Take the leap from using keyword search on your own documents to semantic search with Haystack.
- Store your documents in the database of your choice (Elasticsearch, SQL, in memory, FAISS)
- Perform question driven queries.
Expect to see results that highlight the very sentence that contains the answer to your question. Thanks to the power of Transformer based language models, results are chosen based on compatibility in meaning rather than lexical overlap.
Automate the extraction of relevant information from a set of documents that pertain to the same topics but for different entities.
- Apply a set of standard questions to each document in a store
- Return a NO_ANSWER if a given document does not contain the answer to a question
Say you have the financial reports for different companies over different years.
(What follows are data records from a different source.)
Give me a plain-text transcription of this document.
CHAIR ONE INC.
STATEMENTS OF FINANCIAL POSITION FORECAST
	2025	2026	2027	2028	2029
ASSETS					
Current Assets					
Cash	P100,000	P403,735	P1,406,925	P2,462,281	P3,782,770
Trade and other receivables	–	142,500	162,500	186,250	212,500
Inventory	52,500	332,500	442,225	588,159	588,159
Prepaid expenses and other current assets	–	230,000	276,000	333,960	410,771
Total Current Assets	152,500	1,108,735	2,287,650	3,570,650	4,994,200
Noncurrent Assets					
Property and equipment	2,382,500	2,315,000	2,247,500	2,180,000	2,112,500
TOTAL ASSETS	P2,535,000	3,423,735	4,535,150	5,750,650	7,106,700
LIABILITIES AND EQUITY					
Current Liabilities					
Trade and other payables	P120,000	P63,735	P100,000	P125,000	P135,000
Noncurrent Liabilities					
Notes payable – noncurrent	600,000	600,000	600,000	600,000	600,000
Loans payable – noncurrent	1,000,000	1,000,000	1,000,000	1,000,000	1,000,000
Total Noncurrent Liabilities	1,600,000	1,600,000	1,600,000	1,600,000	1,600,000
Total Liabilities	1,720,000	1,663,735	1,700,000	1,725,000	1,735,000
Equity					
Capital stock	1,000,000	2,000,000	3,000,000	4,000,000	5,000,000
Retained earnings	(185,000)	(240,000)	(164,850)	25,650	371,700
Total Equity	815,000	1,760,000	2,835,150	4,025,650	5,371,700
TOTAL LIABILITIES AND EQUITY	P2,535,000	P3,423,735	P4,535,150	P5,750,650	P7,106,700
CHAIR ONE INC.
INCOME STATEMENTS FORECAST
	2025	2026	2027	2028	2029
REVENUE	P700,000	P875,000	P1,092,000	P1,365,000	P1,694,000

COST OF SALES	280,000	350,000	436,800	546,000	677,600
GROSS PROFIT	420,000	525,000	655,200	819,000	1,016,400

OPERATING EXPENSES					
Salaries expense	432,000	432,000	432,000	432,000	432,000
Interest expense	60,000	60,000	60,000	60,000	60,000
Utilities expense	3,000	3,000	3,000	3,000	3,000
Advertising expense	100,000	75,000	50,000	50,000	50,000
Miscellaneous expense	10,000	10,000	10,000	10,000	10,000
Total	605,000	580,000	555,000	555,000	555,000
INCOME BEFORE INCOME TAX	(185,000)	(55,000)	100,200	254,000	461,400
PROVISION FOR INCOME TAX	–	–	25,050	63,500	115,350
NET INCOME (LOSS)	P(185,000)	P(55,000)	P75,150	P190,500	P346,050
You can gather a set of standard questions which are applicable to each financial report, like what is the revenue forecast for 2020? or what are the main sources of income?. Haystack will try to find an answer for each question within each document!
We’ve seen this style of application be particularly effective in the sphere of finance and patent law but we see a lot of potential in using this to gain a better overview of academic papers and internal business documents.
Leverage existing FAQ documents and semantic similarity search to answer new incoming questions. The workflow is as follows:
- Store a set of FAQ documents in Haystack
- The user presents a new question
- Haystack will find the closest match to the new question in the FAQ documents
- The user will be presented with the most similar Question Answer pair
Haystack’s flexibility allows you to give new users more dynamic access to your existing documentation.